Appendix 1. Printers’ Technical Profiles: A print typically begins as a computer-aided design (CAD) model, such as a stereolithography file format or STL. This is a virtual 3D model of an object to be printed. The STL file is processed by software known as a slicer that converts the CAD model into a series of layers and a G-code file that instructs or controls the printer to produce the file as a three-dimensional object. G-code is specific to the CAD model, whereas another set of commands, known as the M-Code, is specific to printers. G-code and M-Code instruct the printers on how to perform, for example, instructing the printers where to move the print head, at what speed, what temperature, filament flow rate, and so on. M-Code instructs the performance of the printer across all prints.

Name Modified G-codes Description
Dwindle M220 S<map(currentLayerNumber, 1, numOfLayers, 999, 500/queuePosition)>
M221 S<map(currentLayerNumber, 1, numOfLayers, 100, 50/queuePosition)>
This printer starts by printing the model at 999% speed and 100% flow rate. At the beginning of each new layer, new speeds and flow rates are calculated based on the linear mapping of the layer number to the maximum and minimum allowed value of speed and flow rate.

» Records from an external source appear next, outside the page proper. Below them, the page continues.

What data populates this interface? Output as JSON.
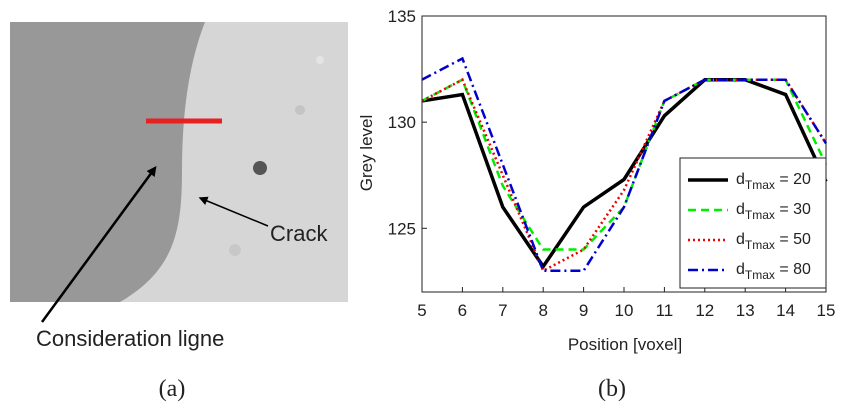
{
  "image_panel": {
    "labels": [
      "Crack",
      "Consideration ligne"
    ],
    "panel_label": "(a)"
  },
  "chart_data": {
    "type": "line",
    "panel_label": "(b)",
    "x_label": "Position [voxel]",
    "y_label": "Grey level",
    "x": [
      5,
      6,
      7,
      8,
      9,
      10,
      11,
      12,
      13,
      14,
      15
    ],
    "series": [
      {
        "name": "dTmax = 20",
        "color": "#000000",
        "dash": "",
        "width": 3.5,
        "values": [
          131,
          131.3,
          126,
          123.2,
          126,
          127.3,
          130.3,
          132,
          132,
          131.3,
          127.2
        ]
      },
      {
        "name": "dTmax = 30",
        "color": "#00ee00",
        "dash": "8,5",
        "width": 2.5,
        "values": [
          131,
          132,
          127,
          124,
          124,
          126,
          131,
          132,
          132,
          132,
          128
        ]
      },
      {
        "name": "dTmax = 50",
        "color": "#ee0000",
        "dash": "2,3",
        "width": 2.5,
        "values": [
          131,
          132,
          127.5,
          123,
          124,
          126.8,
          131,
          132,
          132,
          132,
          129
        ]
      },
      {
        "name": "dTmax = 80",
        "color": "#0000cc",
        "dash": "10,4,2,4",
        "width": 2.5,
        "values": [
          132,
          133,
          128,
          123,
          123,
          126,
          131,
          132,
          132,
          132,
          129
        ]
      }
    ],
    "xlim": [
      5,
      15
    ],
    "ylim": [
      122,
      135
    ],
    "xticks": [
      5,
      6,
      7,
      8,
      9,
      10,
      11,
      12,
      13,
      14,
      15
    ],
    "yticks": [
      125,
      130,
      135
    ],
    "legend": "lower right"
  }
}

Breezy G1 Xnnn+xShift Ynnn+yShift Znnn Ennn Fnnn Snn This printer starts by dividing the object into 24 parts based on its number of layers. It then normalizes the wind speed data for the last twenty-four hours so that the biggest jump between two layers would be by 2 mm. This is so that the printer would be able to print narrow objects without the risk of layers not being printed on top of each other. It then maps those values into x and y direction shifts based on the wind directions. Finally, these shift values are added to the existing x and y coordinated with each layer.

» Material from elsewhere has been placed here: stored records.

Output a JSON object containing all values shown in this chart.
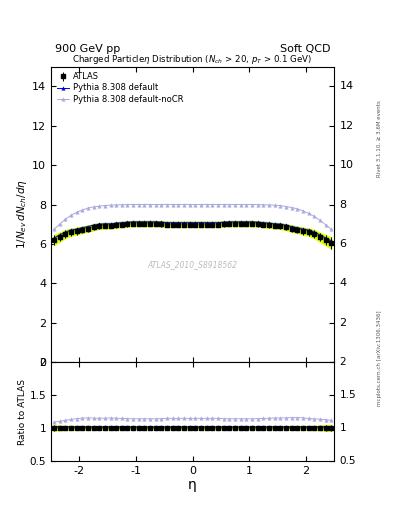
{
  "title_top_left": "900 GeV pp",
  "title_top_right": "Soft QCD",
  "plot_title": "Charged Particleη Distribution (N_{ch} > 20, p_{T} > 0.1 GeV)",
  "ylabel_main": "1/N_{ev} dN_{ch}/dη",
  "ylabel_ratio": "Ratio to ATLAS",
  "xlabel": "η",
  "right_label_top": "Rivet 3.1.10, ≥ 3.6M events",
  "right_label_bottom": "mcplots.cern.ch [arXiv:1306.3436]",
  "watermark": "ATLAS_2010_S8918562",
  "ylim_main": [
    0,
    15
  ],
  "ylim_ratio": [
    0.5,
    2.0
  ],
  "xlim": [
    -2.5,
    2.5
  ],
  "yticks_main": [
    0,
    2,
    4,
    6,
    8,
    10,
    12,
    14
  ],
  "yticks_ratio": [
    0.5,
    1.0,
    1.5,
    2.0
  ],
  "ytick_labels_ratio": [
    "0.5",
    "1",
    "1.5",
    "2"
  ],
  "legend_entries": [
    "ATLAS",
    "Pythia 8.308 default",
    "Pythia 8.308 default-noCR"
  ],
  "atlas_color": "#000000",
  "pythia_default_color": "#0000dd",
  "pythia_nocr_color": "#aaaadd",
  "band_color_atlas": "#ddff00",
  "band_color_pythia": "#88cc00",
  "eta_atlas": [
    -2.45,
    -2.35,
    -2.25,
    -2.15,
    -2.05,
    -1.95,
    -1.85,
    -1.75,
    -1.65,
    -1.55,
    -1.45,
    -1.35,
    -1.25,
    -1.15,
    -1.05,
    -0.95,
    -0.85,
    -0.75,
    -0.65,
    -0.55,
    -0.45,
    -0.35,
    -0.25,
    -0.15,
    -0.05,
    0.05,
    0.15,
    0.25,
    0.35,
    0.45,
    0.55,
    0.65,
    0.75,
    0.85,
    0.95,
    1.05,
    1.15,
    1.25,
    1.35,
    1.45,
    1.55,
    1.65,
    1.75,
    1.85,
    1.95,
    2.05,
    2.15,
    2.25,
    2.35,
    2.45
  ],
  "atlas_vals": [
    6.2,
    6.35,
    6.5,
    6.6,
    6.65,
    6.72,
    6.78,
    6.85,
    6.9,
    6.92,
    6.92,
    6.95,
    6.98,
    7.0,
    7.02,
    7.02,
    7.02,
    7.02,
    7.02,
    7.0,
    6.98,
    6.98,
    6.98,
    6.98,
    6.98,
    6.98,
    6.98,
    6.98,
    6.98,
    6.98,
    7.0,
    7.02,
    7.02,
    7.02,
    7.02,
    7.02,
    7.0,
    6.98,
    6.95,
    6.92,
    6.9,
    6.85,
    6.78,
    6.72,
    6.65,
    6.6,
    6.5,
    6.35,
    6.2,
    6.05
  ],
  "atlas_err": [
    0.25,
    0.22,
    0.2,
    0.18,
    0.17,
    0.16,
    0.15,
    0.15,
    0.14,
    0.13,
    0.13,
    0.12,
    0.12,
    0.12,
    0.12,
    0.12,
    0.12,
    0.12,
    0.12,
    0.12,
    0.12,
    0.12,
    0.12,
    0.12,
    0.12,
    0.12,
    0.12,
    0.12,
    0.12,
    0.12,
    0.12,
    0.12,
    0.12,
    0.12,
    0.12,
    0.12,
    0.12,
    0.12,
    0.12,
    0.13,
    0.13,
    0.14,
    0.15,
    0.16,
    0.17,
    0.18,
    0.2,
    0.22,
    0.25,
    0.28
  ],
  "pythia_default_vals": [
    6.3,
    6.45,
    6.6,
    6.7,
    6.75,
    6.82,
    6.88,
    6.95,
    7.0,
    7.02,
    7.02,
    7.05,
    7.08,
    7.1,
    7.12,
    7.12,
    7.12,
    7.12,
    7.12,
    7.1,
    7.08,
    7.08,
    7.08,
    7.08,
    7.08,
    7.08,
    7.08,
    7.08,
    7.08,
    7.08,
    7.1,
    7.12,
    7.12,
    7.12,
    7.12,
    7.12,
    7.1,
    7.08,
    7.05,
    7.02,
    7.0,
    6.95,
    6.88,
    6.82,
    6.75,
    6.7,
    6.6,
    6.45,
    6.3,
    6.15
  ],
  "pythia_nocr_vals": [
    6.75,
    7.0,
    7.25,
    7.45,
    7.6,
    7.72,
    7.82,
    7.88,
    7.92,
    7.95,
    7.97,
    7.98,
    7.99,
    8.0,
    8.0,
    8.0,
    8.0,
    8.0,
    8.0,
    8.0,
    8.0,
    8.0,
    8.0,
    8.0,
    8.0,
    8.0,
    8.0,
    8.0,
    8.0,
    8.0,
    8.0,
    8.0,
    8.0,
    8.0,
    8.0,
    8.0,
    8.0,
    7.99,
    7.98,
    7.97,
    7.95,
    7.9,
    7.85,
    7.78,
    7.68,
    7.55,
    7.4,
    7.2,
    6.98,
    6.75
  ]
}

Postal M221 S<100*filamentMultiplier>
G1 Xnnn*xDimensionMultiplier
Ynnn*yDimensionMultiplier Znnn Ennn Fnnn Snn
This Printer starts by choosing the shipping box of the object based on its height. It then calculates how stretched/shrank the item should become in order to fit in the packaging in the x and y direction. It modifies the filament flow based on if the object has to get bigger or smaller. Finally, it moves the item on the bed to start from the (25,25) coordinate, leaving enough space for the print on the bed.
Skimpy M221 S (100/numOfCopy) This printer starts by calculating the density of the print and comparing it against the precalculated maximum allowed print density for that volume of print. It then calculates how many copies of the model can be printed using the maximum density with the original amount of filament that would have been used for the standard print.